The final tension addresses whether AI transformation should be driven top-down or peer-driven. Top-down leadership is crucial for company-wide adoption, with Worklytics data showing teams were twice as likely to adopt AI tools if their managers used them first. However, excessive top-down pressure can lead to resistance or superficial compliance. Over-reliance on bottom-up efforts can result in fragmentation and uncoordinated experimentation. A CTO noted this could be compared to “hundreds of little speed boats racing in different directions.”
To balance these approaches, companies establish rhythms of change.

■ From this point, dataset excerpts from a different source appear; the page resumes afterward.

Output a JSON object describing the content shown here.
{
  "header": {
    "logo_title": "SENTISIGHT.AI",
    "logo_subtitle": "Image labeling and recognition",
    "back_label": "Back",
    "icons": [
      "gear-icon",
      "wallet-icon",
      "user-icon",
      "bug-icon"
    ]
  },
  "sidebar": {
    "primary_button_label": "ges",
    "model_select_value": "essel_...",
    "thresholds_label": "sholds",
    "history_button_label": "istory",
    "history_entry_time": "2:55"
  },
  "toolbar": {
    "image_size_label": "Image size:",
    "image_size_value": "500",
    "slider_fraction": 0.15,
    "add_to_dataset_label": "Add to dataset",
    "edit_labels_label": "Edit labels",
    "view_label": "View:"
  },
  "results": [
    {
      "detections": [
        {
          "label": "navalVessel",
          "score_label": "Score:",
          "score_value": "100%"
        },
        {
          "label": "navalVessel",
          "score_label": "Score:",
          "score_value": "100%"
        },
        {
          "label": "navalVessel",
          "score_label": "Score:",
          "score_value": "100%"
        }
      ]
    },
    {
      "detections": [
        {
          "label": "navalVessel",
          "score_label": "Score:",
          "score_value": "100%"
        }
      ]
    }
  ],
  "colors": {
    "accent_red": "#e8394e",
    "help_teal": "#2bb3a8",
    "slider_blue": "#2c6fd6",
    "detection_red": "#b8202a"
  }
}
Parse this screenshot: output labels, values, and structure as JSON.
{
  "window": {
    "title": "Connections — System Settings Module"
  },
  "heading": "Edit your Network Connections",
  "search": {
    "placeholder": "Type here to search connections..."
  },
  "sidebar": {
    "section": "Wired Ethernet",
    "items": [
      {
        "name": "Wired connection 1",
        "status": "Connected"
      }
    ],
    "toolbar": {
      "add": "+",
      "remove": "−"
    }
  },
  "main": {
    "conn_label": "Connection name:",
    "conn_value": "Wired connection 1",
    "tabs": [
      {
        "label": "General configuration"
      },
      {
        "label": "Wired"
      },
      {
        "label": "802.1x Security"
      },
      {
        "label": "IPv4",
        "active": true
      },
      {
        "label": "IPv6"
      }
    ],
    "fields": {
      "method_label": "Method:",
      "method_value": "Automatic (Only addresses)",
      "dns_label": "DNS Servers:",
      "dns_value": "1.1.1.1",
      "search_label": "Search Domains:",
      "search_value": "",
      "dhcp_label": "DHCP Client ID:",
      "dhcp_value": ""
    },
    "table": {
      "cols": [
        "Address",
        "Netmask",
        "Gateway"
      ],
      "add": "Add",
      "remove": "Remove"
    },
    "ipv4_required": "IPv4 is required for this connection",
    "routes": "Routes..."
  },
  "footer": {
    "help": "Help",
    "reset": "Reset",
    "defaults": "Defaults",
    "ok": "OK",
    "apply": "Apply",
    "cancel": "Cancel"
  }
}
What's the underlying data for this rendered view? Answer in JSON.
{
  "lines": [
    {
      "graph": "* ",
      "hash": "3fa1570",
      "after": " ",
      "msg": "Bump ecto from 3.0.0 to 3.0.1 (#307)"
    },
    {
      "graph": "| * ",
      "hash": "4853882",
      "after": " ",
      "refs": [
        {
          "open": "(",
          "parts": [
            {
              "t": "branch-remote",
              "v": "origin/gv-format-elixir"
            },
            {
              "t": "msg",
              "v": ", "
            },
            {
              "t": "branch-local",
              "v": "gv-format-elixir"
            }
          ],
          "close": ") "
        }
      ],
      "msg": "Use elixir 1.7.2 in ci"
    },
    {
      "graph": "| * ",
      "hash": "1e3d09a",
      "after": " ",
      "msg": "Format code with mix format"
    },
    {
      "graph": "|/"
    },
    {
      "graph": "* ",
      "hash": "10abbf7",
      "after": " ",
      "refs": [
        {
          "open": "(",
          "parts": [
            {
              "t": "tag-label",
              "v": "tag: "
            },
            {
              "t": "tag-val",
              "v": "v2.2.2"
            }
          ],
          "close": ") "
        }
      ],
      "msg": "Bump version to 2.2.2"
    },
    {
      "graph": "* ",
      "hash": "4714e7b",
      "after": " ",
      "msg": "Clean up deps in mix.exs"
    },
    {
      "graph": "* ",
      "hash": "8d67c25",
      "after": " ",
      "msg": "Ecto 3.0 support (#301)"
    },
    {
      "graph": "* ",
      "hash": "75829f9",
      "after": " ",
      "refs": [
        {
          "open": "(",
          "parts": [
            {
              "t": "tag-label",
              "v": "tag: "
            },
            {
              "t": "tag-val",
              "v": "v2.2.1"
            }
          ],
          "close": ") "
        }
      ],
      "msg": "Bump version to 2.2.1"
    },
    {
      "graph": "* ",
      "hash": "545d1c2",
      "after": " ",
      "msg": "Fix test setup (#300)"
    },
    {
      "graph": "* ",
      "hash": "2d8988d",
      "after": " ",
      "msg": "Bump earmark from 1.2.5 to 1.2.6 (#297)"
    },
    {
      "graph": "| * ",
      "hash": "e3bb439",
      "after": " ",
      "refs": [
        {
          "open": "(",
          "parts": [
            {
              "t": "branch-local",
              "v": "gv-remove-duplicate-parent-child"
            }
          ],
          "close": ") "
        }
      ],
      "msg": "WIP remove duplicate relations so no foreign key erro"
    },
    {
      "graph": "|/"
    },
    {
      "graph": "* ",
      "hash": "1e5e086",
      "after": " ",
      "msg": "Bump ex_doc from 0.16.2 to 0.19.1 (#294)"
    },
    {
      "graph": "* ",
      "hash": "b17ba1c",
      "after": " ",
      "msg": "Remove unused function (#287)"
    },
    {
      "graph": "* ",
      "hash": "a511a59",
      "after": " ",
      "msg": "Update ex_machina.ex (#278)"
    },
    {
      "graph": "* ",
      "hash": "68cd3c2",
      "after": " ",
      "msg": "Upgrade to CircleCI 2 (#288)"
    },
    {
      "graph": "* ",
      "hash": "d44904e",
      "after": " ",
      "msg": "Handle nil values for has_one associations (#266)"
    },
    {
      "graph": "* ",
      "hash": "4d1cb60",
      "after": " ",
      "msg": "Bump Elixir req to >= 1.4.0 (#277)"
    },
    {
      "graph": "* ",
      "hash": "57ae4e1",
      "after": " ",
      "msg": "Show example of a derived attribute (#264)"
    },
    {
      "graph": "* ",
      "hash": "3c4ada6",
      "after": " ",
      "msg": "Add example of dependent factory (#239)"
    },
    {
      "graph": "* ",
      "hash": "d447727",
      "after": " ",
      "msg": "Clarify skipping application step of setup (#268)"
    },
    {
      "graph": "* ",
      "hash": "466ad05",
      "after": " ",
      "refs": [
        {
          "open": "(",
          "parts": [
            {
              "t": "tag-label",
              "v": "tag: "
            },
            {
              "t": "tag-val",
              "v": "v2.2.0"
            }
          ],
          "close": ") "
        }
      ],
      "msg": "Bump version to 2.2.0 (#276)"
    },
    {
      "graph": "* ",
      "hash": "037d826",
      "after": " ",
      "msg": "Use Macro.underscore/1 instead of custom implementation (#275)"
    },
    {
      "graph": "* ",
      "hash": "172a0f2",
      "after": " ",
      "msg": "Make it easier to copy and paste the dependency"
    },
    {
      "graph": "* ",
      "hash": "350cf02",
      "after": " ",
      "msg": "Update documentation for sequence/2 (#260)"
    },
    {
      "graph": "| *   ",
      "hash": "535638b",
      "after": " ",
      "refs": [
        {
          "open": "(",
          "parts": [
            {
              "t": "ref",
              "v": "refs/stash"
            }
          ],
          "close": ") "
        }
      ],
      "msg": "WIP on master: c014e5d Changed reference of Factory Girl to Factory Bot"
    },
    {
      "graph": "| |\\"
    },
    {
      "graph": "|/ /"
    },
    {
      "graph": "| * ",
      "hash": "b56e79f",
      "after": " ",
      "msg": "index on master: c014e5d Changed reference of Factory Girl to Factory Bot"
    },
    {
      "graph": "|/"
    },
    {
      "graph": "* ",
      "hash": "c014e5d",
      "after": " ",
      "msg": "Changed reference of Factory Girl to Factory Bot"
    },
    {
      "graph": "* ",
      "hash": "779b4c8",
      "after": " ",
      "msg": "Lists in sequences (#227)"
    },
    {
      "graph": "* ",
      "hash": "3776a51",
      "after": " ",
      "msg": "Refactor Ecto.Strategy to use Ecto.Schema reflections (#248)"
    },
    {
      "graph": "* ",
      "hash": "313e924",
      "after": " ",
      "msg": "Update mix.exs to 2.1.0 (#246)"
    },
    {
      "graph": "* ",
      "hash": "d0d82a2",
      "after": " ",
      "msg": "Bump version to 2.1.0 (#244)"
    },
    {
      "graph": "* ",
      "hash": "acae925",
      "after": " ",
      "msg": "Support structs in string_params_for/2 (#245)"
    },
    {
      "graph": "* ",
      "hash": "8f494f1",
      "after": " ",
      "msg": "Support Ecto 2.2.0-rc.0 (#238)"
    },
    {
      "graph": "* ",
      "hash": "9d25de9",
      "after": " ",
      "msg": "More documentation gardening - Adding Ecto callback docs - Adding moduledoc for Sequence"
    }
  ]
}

A Fortune 20 retailer’s CEO maintains AI as a standing topic in monthly VP meetings, and a cross-functional steering committee aligns adoption and use cases. Departmental staff meetings include an “AI moment” for sharing experiences. Organizations also plan for experiments to fail, recognizing that approximately 80% of AI projects may not meet initial productivity goals. A Fortune 500 organization does not redesign jobs until there is “convincing evidence” AI will increase efficiency. Review cycles are implemented to capture lessons from employees at lower levels, ensuring failures fuel learning. Measuring impact over activity is also critical. Zendesk Senior VP of Engineering Nan Guo uses a balanced scorecard of six engineering productivity metrics, including cycle time and change failure rate, rather than superficial indicators like logins or prompt counts. Formalizing peer networks, such as Uber’s initiative that identified 53 early AI champions across functions, fosters internal learning communities and engagement.
Successful leaders navigate the complexities of AI by treating these tensions as design features rather than flaws. They remain adaptable, recognizing that the optimal path forward is provisional. “Fifty percent of what we teach you will turn out to be wrong,” a Harvard Medical School dean reportedly told incoming students, reflecting the uncertainty in AI implementation. Leaders who exhibit humility and cultivate organizational flexibility will be best equipped to continuously learn and adapt as the technological landscape evolves.